Once I found time to contribute to the Tweetorial, I tried to capture my point in a limited number of tweet, sometimes using a hypothetical question as I knew my tweet may go unanswered. I knew that most participants had left the ‘party’ which influenced the tone of my tweets. I also didn’t want to repeat what most had already mentioned. I felt the repetition unnecessary and the tweet invalid to my learning seen as I had already considered the aspect due to my peers contribution. Although late to the party I had copious amounts of posts to sift through and digest, what I retained is not recorded and therefore not valid if only assessing the data. I also found it difficult to tag/mention all participants of a particular conversation due to the number of characters left. I instead replied directly to the lecturer, was this experienced by others? If so, could this have influenced the data that measured the users mentioned?

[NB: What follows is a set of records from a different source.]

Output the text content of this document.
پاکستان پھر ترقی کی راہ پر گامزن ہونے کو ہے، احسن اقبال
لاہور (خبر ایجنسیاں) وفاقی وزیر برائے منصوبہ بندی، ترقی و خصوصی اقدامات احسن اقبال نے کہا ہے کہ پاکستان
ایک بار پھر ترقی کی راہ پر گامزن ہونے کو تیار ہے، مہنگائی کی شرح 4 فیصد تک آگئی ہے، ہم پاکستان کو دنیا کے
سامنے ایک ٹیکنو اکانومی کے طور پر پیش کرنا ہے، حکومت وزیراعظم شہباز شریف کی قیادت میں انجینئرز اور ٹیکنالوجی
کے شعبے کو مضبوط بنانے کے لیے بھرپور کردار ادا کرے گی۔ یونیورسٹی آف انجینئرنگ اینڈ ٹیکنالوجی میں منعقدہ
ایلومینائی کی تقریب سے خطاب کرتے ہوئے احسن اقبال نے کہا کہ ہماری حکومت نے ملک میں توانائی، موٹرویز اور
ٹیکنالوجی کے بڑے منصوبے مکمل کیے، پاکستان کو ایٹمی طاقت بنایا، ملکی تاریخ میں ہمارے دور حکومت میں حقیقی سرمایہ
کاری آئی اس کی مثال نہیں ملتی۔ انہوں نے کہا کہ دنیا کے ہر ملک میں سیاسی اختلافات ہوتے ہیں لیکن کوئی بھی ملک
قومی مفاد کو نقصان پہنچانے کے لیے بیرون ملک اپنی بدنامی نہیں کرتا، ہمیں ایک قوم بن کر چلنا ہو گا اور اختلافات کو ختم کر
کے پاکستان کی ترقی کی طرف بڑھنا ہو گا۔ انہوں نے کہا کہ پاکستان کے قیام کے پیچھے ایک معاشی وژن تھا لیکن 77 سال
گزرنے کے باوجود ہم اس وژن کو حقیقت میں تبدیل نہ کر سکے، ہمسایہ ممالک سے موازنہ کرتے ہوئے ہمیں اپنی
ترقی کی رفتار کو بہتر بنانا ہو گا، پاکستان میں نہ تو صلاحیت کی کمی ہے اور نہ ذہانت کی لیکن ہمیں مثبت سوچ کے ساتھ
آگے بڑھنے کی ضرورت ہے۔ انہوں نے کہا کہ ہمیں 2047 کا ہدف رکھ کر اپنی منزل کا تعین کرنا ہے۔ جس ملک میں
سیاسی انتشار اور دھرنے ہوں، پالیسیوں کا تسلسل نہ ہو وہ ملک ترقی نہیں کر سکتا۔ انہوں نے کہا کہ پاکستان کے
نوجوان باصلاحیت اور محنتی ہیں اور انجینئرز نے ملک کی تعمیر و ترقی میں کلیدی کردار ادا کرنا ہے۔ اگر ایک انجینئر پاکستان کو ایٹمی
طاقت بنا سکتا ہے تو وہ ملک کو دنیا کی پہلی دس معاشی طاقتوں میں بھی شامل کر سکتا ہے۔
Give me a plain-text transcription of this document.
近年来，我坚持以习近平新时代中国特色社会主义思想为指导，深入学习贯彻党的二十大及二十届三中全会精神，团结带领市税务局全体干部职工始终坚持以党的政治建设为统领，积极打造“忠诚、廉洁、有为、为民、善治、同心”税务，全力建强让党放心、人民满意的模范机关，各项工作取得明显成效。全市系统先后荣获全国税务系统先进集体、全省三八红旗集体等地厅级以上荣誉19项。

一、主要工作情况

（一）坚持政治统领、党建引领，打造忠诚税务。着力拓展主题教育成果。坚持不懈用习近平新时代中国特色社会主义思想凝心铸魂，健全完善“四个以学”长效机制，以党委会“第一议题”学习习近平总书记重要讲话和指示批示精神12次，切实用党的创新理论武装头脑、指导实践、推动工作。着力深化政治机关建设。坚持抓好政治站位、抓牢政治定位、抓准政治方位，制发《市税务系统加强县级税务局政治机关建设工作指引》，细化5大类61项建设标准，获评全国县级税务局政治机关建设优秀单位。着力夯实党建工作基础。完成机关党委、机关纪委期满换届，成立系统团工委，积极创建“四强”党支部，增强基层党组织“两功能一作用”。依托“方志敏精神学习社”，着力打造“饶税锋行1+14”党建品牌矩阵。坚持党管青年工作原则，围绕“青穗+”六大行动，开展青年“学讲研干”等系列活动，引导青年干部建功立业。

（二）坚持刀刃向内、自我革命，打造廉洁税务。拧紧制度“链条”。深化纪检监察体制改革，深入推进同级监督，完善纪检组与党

Had I known the Tweetorial objectives and the data measured would I have changed my behaviour? Unfortunately, I was in a situation that restricted access to wifi and my smartphone. I may have ‘revealed’ myself earlier but the quality of my contribution would have been low and I don’t think I would have changed my understanding until looking over the conversations in depth. I also understood my habitual learning process and that the observations would be more productive than idle chat.